We are proud to announce that John Gavin White is the inaugural Writer in Residence for the Paul Robeson Galleries at Express Newark.  White is a Newark based writer and he has been part of the creative community since 1999.  He is a poet and essayist whose writings combine philosophy, narrative, lyric, and metaphor to explore the historical erasure of black male vulnerability against the backdrop of oppression.

 

While in residence White has said that he will be working on his manuscript “Big Black Good Man.”  Of this project, White states, “Drawing inspiration from writer Richard Wright’s short story of the same name, my project is part poetry, part essay and will exist at the parlous intersection of the poetic as a lived philosophy, and the radicalized notion of black male self-recovery. The poetic is a philosophy that frames any attempt at the unified treatment of emotion, logic, language and thought against the backdrop of oppression.
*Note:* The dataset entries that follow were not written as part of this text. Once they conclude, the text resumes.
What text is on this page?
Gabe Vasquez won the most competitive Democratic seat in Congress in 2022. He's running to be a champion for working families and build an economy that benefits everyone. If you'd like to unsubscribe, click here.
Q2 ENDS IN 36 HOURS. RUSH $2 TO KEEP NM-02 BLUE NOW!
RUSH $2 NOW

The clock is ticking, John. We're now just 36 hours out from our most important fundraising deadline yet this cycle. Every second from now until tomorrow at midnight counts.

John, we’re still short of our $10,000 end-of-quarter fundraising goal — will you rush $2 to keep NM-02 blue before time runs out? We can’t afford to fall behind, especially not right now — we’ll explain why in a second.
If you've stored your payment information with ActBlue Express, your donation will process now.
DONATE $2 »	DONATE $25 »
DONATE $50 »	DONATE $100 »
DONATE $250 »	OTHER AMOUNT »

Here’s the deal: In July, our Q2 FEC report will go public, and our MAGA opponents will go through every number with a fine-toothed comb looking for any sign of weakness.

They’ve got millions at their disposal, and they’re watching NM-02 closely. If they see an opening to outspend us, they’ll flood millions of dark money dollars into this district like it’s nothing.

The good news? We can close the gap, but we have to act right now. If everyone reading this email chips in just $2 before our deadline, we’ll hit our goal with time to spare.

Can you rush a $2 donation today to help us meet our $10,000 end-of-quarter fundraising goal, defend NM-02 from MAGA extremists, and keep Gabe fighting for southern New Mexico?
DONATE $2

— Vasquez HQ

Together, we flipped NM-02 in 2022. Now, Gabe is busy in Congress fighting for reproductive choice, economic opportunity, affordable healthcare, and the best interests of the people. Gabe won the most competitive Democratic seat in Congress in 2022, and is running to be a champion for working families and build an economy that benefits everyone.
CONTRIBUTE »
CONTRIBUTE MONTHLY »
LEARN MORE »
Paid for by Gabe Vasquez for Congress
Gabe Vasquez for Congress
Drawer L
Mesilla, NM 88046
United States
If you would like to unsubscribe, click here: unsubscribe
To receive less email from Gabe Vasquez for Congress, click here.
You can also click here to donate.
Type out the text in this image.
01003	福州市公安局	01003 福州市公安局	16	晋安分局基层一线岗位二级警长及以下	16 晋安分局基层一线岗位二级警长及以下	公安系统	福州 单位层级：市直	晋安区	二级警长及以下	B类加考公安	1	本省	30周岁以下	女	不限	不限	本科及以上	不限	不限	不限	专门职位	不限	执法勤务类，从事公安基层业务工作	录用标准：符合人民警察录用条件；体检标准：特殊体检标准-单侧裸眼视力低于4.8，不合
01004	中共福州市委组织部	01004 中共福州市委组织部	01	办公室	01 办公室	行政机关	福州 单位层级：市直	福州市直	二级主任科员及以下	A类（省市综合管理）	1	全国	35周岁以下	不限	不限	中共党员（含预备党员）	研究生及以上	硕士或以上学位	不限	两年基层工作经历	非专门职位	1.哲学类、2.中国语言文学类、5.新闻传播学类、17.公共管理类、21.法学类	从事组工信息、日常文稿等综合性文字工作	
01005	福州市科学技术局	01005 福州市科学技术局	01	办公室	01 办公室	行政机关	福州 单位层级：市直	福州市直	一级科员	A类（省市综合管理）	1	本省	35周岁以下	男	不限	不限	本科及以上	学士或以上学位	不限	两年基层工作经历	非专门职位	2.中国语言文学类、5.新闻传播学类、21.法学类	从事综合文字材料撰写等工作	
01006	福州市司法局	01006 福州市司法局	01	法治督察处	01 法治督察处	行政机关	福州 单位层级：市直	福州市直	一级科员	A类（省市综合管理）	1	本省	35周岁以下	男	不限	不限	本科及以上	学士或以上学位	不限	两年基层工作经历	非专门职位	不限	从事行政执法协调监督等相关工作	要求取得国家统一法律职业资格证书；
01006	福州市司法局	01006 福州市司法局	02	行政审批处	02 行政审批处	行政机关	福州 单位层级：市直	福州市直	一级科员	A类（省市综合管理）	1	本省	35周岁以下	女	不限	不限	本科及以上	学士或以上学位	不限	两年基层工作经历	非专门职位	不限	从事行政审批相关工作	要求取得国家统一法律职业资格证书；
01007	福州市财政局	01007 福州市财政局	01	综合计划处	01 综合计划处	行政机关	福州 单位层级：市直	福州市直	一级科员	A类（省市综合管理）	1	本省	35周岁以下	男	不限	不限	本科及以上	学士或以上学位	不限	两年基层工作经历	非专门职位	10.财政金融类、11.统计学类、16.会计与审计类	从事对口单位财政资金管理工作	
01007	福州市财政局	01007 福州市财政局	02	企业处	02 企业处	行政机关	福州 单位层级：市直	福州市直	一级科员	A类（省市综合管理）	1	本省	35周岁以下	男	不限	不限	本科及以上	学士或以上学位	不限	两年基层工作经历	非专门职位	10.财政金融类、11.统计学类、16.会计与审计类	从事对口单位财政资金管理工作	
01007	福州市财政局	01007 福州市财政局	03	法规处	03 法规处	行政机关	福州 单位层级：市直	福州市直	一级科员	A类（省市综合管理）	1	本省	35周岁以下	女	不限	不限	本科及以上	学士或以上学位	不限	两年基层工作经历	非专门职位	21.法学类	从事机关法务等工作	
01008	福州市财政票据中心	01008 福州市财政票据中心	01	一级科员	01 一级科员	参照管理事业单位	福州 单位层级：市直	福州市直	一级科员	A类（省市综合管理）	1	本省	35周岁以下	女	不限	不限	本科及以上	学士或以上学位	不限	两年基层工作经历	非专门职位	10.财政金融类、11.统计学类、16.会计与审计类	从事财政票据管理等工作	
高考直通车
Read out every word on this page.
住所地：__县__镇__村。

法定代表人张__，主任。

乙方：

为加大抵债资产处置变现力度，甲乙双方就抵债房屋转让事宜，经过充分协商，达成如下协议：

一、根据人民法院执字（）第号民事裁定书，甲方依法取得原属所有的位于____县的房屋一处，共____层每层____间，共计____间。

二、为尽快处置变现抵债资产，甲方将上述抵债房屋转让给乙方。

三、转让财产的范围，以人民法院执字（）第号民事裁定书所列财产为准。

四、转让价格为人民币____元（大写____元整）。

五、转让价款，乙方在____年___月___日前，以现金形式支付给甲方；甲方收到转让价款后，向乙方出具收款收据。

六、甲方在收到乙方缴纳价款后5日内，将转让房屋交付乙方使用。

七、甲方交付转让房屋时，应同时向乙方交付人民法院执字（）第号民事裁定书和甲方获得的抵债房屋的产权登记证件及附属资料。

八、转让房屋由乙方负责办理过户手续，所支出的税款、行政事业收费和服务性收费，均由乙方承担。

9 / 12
When this is undertaken by black men, I conceptualize this as “black male self-recovery,” which, with personal narrative at the center, is the interrogation of the historical erasure of black male vulnerability against the backdrop of oppression.  I contend that such treatment is the truest mark of intelligence.  By necessity the unified treatment has to go beyond mere analysis.  Articulated as a source of therapy, in tandem with analysis, the poetic is the philosophical upshot of the poet Amiri Baraka’s belief that a poem’s form should follow the shape determined by the poet’s own breath and intensity of feeling.  I will utilize several public platforms during my residency to further conceptualize and articulate this feeling, through poetry and philosophical prose, for not only Rutgers but the greater Newark community.  Whether group discussion, lecture, public talk or reading, my work will signify the poetic force that undergirds black speculative vision and practice. I will give multidimensional expression to both blackness and masculinity, in order to render meaning to a humanity unrealized or unfulfilled.”